Elle has only recently found out about bingo here and has already participated a few times, getting a positive boost after each game.

“It’s easy, and the prizes are wonderful,” says Elle. “And it’s a very good environment. Wherever I go for bingo, everybody tries to make it positive and safe, but this one by far exceeded it,” says Elle, who’s worked as a legal secretary for 43 years, but lost her housing after getting ill and ended up living in the shelter. Later, she was diagnosed with cancer. With the help of St. Anthony’s and other local community organizations, Elle eventually found housing in SoMa, but she still visits St. Anthony’s for its services and its community. “St. Anthony’s has always been there for me,” Elle says. “They cover our world.”
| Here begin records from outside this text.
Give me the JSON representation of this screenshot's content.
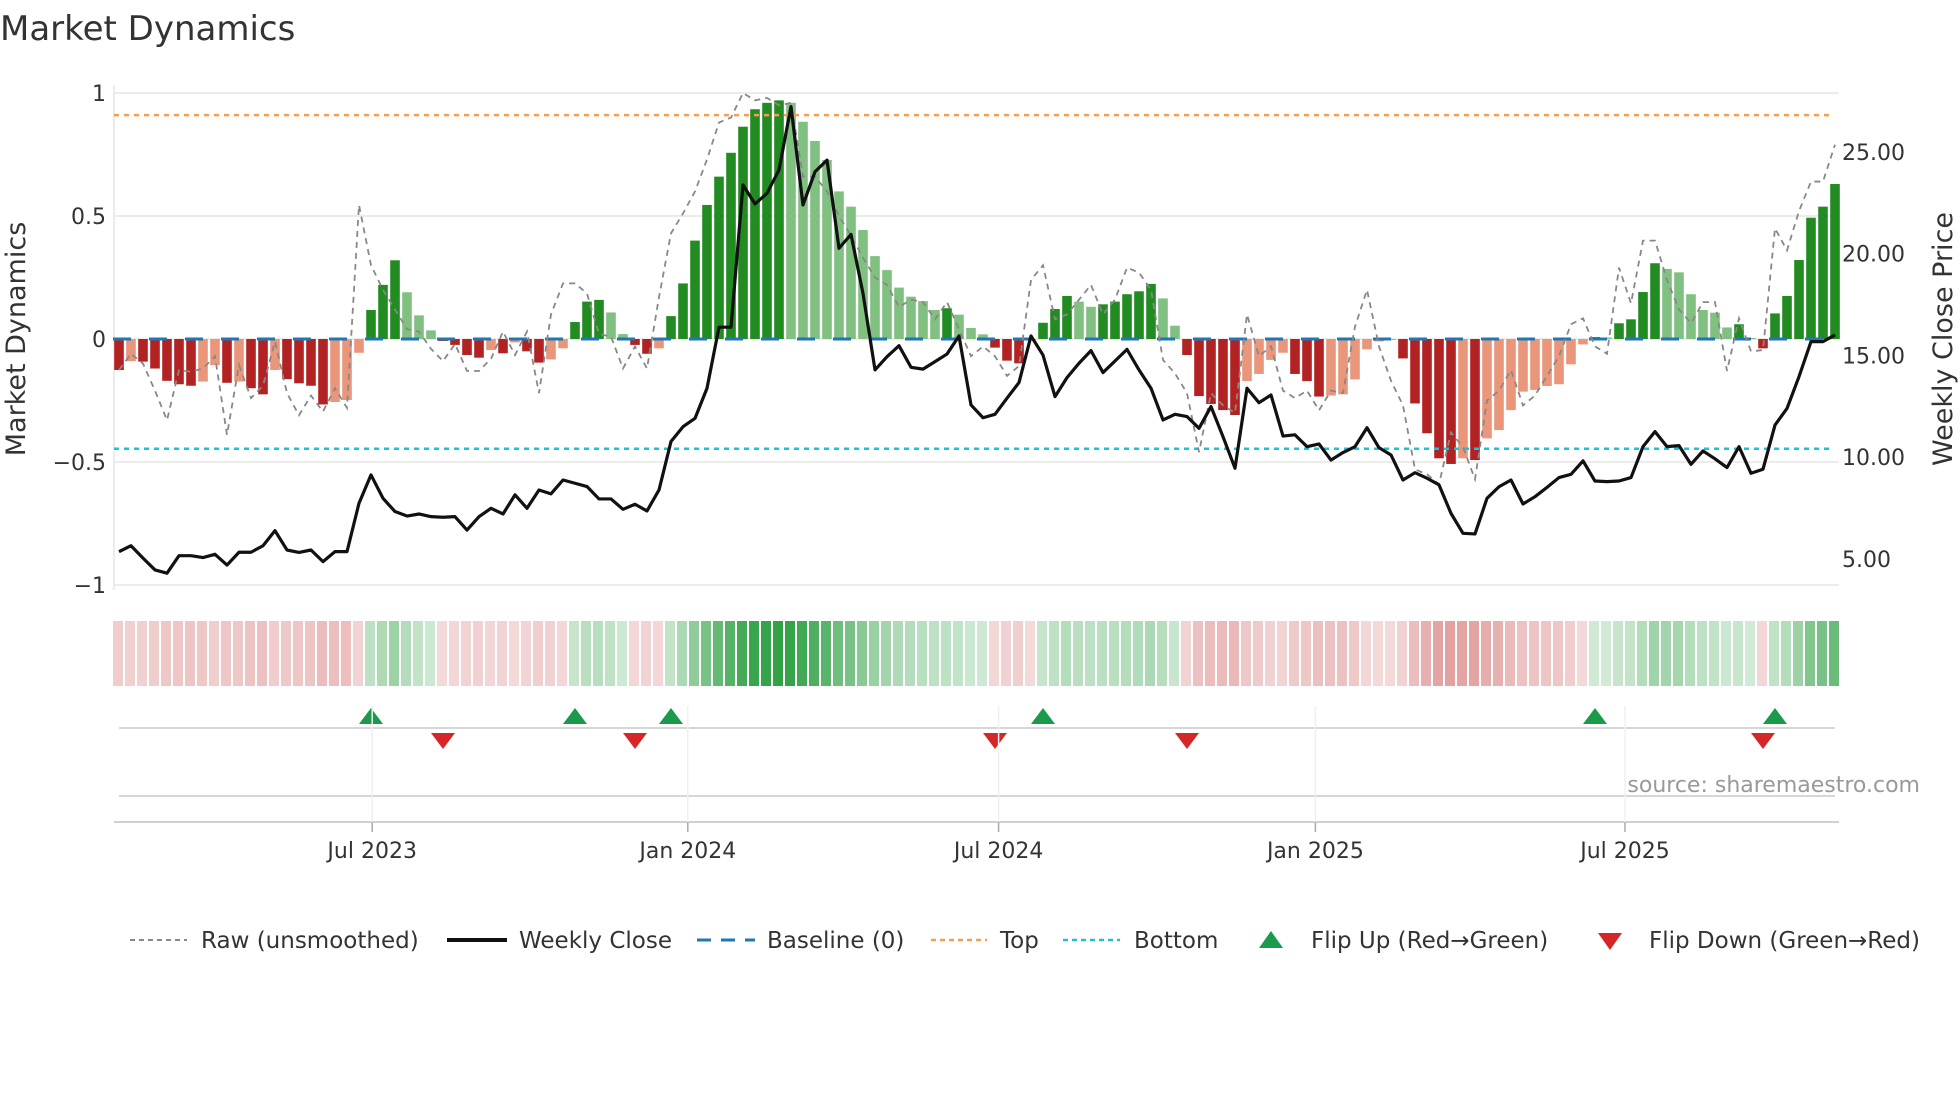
{
  "title": "Market Dynamics",
  "source": "source: sharemaestro.com",
  "colors": {
    "strong_red": "#b22222",
    "fade_red": "#e9967a",
    "strong_green": "#228b22",
    "fade_green": "#80c080",
    "raw": "#888888",
    "price": "#111111",
    "baseline": "#1f77b4",
    "top": "#f0a050",
    "bottom": "#20c0d8",
    "flip_up": "#1a9a4a",
    "flip_down": "#d62728"
  },
  "legend": {
    "raw": "Raw (unsmoothed)",
    "price": "Weekly Close",
    "baseline": "Baseline (0)",
    "top": "Top",
    "bottom": "Bottom",
    "flip_up": "Flip Up (Red→Green)",
    "flip_down": "Flip Down (Green→Red)"
  },
  "chart_data": {
    "type": "bar",
    "title": "Market Dynamics",
    "ylabel": "Market Dynamics",
    "y2label": "Weekly Close Price",
    "ylim": [
      -1,
      1
    ],
    "yticks": [
      1,
      0.5,
      0,
      -0.5,
      -1
    ],
    "ytick_labels": [
      "1",
      "0.5",
      "0",
      "−0.5",
      "−1"
    ],
    "y2lim": [
      3.72,
      27.9
    ],
    "y2ticks": [
      25,
      20,
      15,
      10,
      5
    ],
    "y2tick_labels": [
      "25.00",
      "20.00",
      "15.00",
      "10.00",
      "5.00"
    ],
    "top_level": 0.91,
    "bottom_level": -0.446,
    "baseline": 0,
    "x_ticks": [
      {
        "label": "Jul 2023",
        "week_pos": 21.1
      },
      {
        "label": "Jan 2024",
        "week_pos": 47.4
      },
      {
        "label": "Jul 2024",
        "week_pos": 73.3
      },
      {
        "label": "Jan 2025",
        "week_pos": 99.7
      },
      {
        "label": "Jul 2025",
        "week_pos": 125.5
      }
    ],
    "dynamics": [
      -0.126,
      -0.09,
      -0.092,
      -0.12,
      -0.17,
      -0.184,
      -0.19,
      -0.173,
      -0.106,
      -0.178,
      -0.173,
      -0.2,
      -0.225,
      -0.126,
      -0.163,
      -0.18,
      -0.19,
      -0.266,
      -0.256,
      -0.248,
      -0.056,
      0.118,
      0.22,
      0.32,
      0.19,
      0.096,
      0.035,
      -0.008,
      -0.024,
      -0.065,
      -0.076,
      -0.045,
      -0.058,
      -0.014,
      -0.05,
      -0.096,
      -0.083,
      -0.038,
      0.069,
      0.152,
      0.159,
      0.108,
      0.02,
      -0.024,
      -0.06,
      -0.038,
      0.093,
      0.226,
      0.4,
      0.545,
      0.66,
      0.757,
      0.863,
      0.934,
      0.96,
      0.97,
      0.96,
      0.883,
      0.805,
      0.728,
      0.6,
      0.538,
      0.443,
      0.337,
      0.28,
      0.209,
      0.172,
      0.154,
      0.118,
      0.125,
      0.099,
      0.045,
      0.019,
      -0.035,
      -0.088,
      -0.099,
      -0.005,
      0.066,
      0.122,
      0.175,
      0.152,
      0.131,
      0.141,
      0.152,
      0.182,
      0.194,
      0.224,
      0.165,
      0.054,
      -0.065,
      -0.232,
      -0.264,
      -0.289,
      -0.309,
      -0.171,
      -0.142,
      -0.085,
      -0.056,
      -0.142,
      -0.171,
      -0.234,
      -0.23,
      -0.225,
      -0.164,
      -0.042,
      -0.01,
      -0.004,
      -0.079,
      -0.262,
      -0.383,
      -0.485,
      -0.508,
      -0.485,
      -0.492,
      -0.404,
      -0.37,
      -0.289,
      -0.214,
      -0.207,
      -0.191,
      -0.184,
      -0.103,
      -0.022,
      0.008,
      0.006,
      0.064,
      0.08,
      0.191,
      0.308,
      0.285,
      0.271,
      0.182,
      0.118,
      0.107,
      0.047,
      0.06,
      0.004,
      -0.038,
      0.104,
      0.175,
      0.321,
      0.493,
      0.538,
      0.63
    ],
    "raw": [
      -0.126,
      -0.06,
      -0.1,
      -0.21,
      -0.33,
      -0.126,
      -0.133,
      -0.12,
      -0.07,
      -0.39,
      -0.106,
      -0.24,
      -0.19,
      -0.01,
      -0.22,
      -0.31,
      -0.23,
      -0.295,
      -0.2,
      -0.28,
      0.545,
      0.3,
      0.2,
      0.12,
      0.04,
      0.03,
      -0.04,
      -0.09,
      -0.02,
      -0.13,
      -0.13,
      -0.08,
      0.03,
      -0.065,
      0.03,
      -0.22,
      0.1,
      0.226,
      0.226,
      0.185,
      0.02,
      0.01,
      -0.12,
      -0.03,
      -0.12,
      0.17,
      0.43,
      0.51,
      0.6,
      0.73,
      0.88,
      0.9,
      1.0,
      0.97,
      0.98,
      0.95,
      0.96,
      0.66,
      0.66,
      0.6,
      0.5,
      0.42,
      0.33,
      0.25,
      0.22,
      0.13,
      0.16,
      0.15,
      0.08,
      0.15,
      0.04,
      -0.07,
      -0.03,
      -0.07,
      -0.15,
      -0.11,
      0.24,
      0.3,
      0.08,
      0.1,
      0.16,
      0.22,
      0.1,
      0.16,
      0.29,
      0.27,
      0.2,
      -0.085,
      -0.14,
      -0.22,
      -0.46,
      -0.22,
      -0.27,
      -0.3,
      0.1,
      -0.07,
      -0.03,
      -0.21,
      -0.24,
      -0.21,
      -0.29,
      -0.21,
      -0.22,
      0.05,
      0.2,
      -0.03,
      -0.17,
      -0.27,
      -0.53,
      -0.55,
      -0.59,
      -0.38,
      -0.44,
      -0.57,
      -0.25,
      -0.21,
      -0.126,
      -0.27,
      -0.23,
      -0.15,
      -0.07,
      0.06,
      0.084,
      -0.03,
      -0.06,
      0.29,
      0.145,
      0.4,
      0.4,
      0.24,
      0.12,
      0.064,
      0.15,
      0.15,
      -0.13,
      0.084,
      -0.05,
      -0.045,
      0.45,
      0.36,
      0.52,
      0.64,
      0.64,
      0.79
    ],
    "weekly_close": [
      5.36,
      5.65,
      5.04,
      4.46,
      4.3,
      5.16,
      5.16,
      5.07,
      5.23,
      4.7,
      5.33,
      5.33,
      5.65,
      6.39,
      5.44,
      5.32,
      5.44,
      4.87,
      5.36,
      5.36,
      7.74,
      9.13,
      7.98,
      7.33,
      7.11,
      7.21,
      7.08,
      7.05,
      7.08,
      6.42,
      7.08,
      7.49,
      7.21,
      8.15,
      7.49,
      8.39,
      8.2,
      8.88,
      8.72,
      8.56,
      7.95,
      7.95,
      7.44,
      7.69,
      7.36,
      8.39,
      10.77,
      11.5,
      11.91,
      13.39,
      16.39,
      16.39,
      23.38,
      22.45,
      22.97,
      24.12,
      27.23,
      22.4,
      24.03,
      24.6,
      20.27,
      20.95,
      18.05,
      14.29,
      14.94,
      15.48,
      14.42,
      14.33,
      14.7,
      15.07,
      15.96,
      12.57,
      11.94,
      12.11,
      12.9,
      13.67,
      15.96,
      15.02,
      12.98,
      13.91,
      14.62,
      15.24,
      14.16,
      14.73,
      15.3,
      14.29,
      13.39,
      11.83,
      12.11,
      12.0,
      11.42,
      12.49,
      11.01,
      9.46,
      13.39,
      12.68,
      13.06,
      11.04,
      11.1,
      10.52,
      10.65,
      9.86,
      10.23,
      10.52,
      11.45,
      10.47,
      10.11,
      8.88,
      9.24,
      8.97,
      8.64,
      7.24,
      6.26,
      6.23,
      7.98,
      8.55,
      8.88,
      7.7,
      8.06,
      8.52,
      9.0,
      9.16,
      9.82,
      8.83,
      8.8,
      8.83,
      9.0,
      10.52,
      11.26,
      10.52,
      10.57,
      9.65,
      10.31,
      9.92,
      9.49,
      10.52,
      9.21,
      9.41,
      11.58,
      12.4,
      13.96,
      15.68,
      15.68,
      16.01
    ],
    "flip_up_weeks": [
      22,
      39,
      47,
      78,
      124,
      139
    ],
    "flip_down_weeks": [
      28,
      44,
      74,
      90,
      138
    ]
  }
}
The guests here often struggle with food insecurity, poverty, homelessness, trauma and substance use disorders. Yet every interaction and smile from St. Anthony’s team helps them feel like winners. And while the bingo prizes are valuable, the sense of hope they provide is immeasurable. That’s why bingo is by far the most popular post-meal activity in the Dining Room.

Lauren Urbina-Blanco spins the bingo wheel during bi-weekly bingo afternoons in St. Anthony’s Dining Room

In addition to bingo, St. Anthony’s also hosts chess and board game afternoons every Tuesday, where players face off at Risk and Monopoly. There’s a chess tournament every other month, too, attended by a dozen or so players.

A large-screen TV encourages guests to socialize after eating and cheer for their favorite teams during the Olympics, the World Series or the football season.

And on Thursdays, the Dining Room hosts an afternoon “farmer’s market”—a brown bag food pantry organized by the San Francisco-Marin Food Bank.

“What we want to do is fill up every day of the week with something,” says Chris. He and his team hope to launch a Disney family movie afternoon for local families with kids. “I like to think of this block as the safest block in the Tenderloin,” he says. “My hope is that they can all just enjoy themselves and get their minds off the things that might be troubling them. If I was a guest, I’d know I can go here and they’re gonna keep me safe.”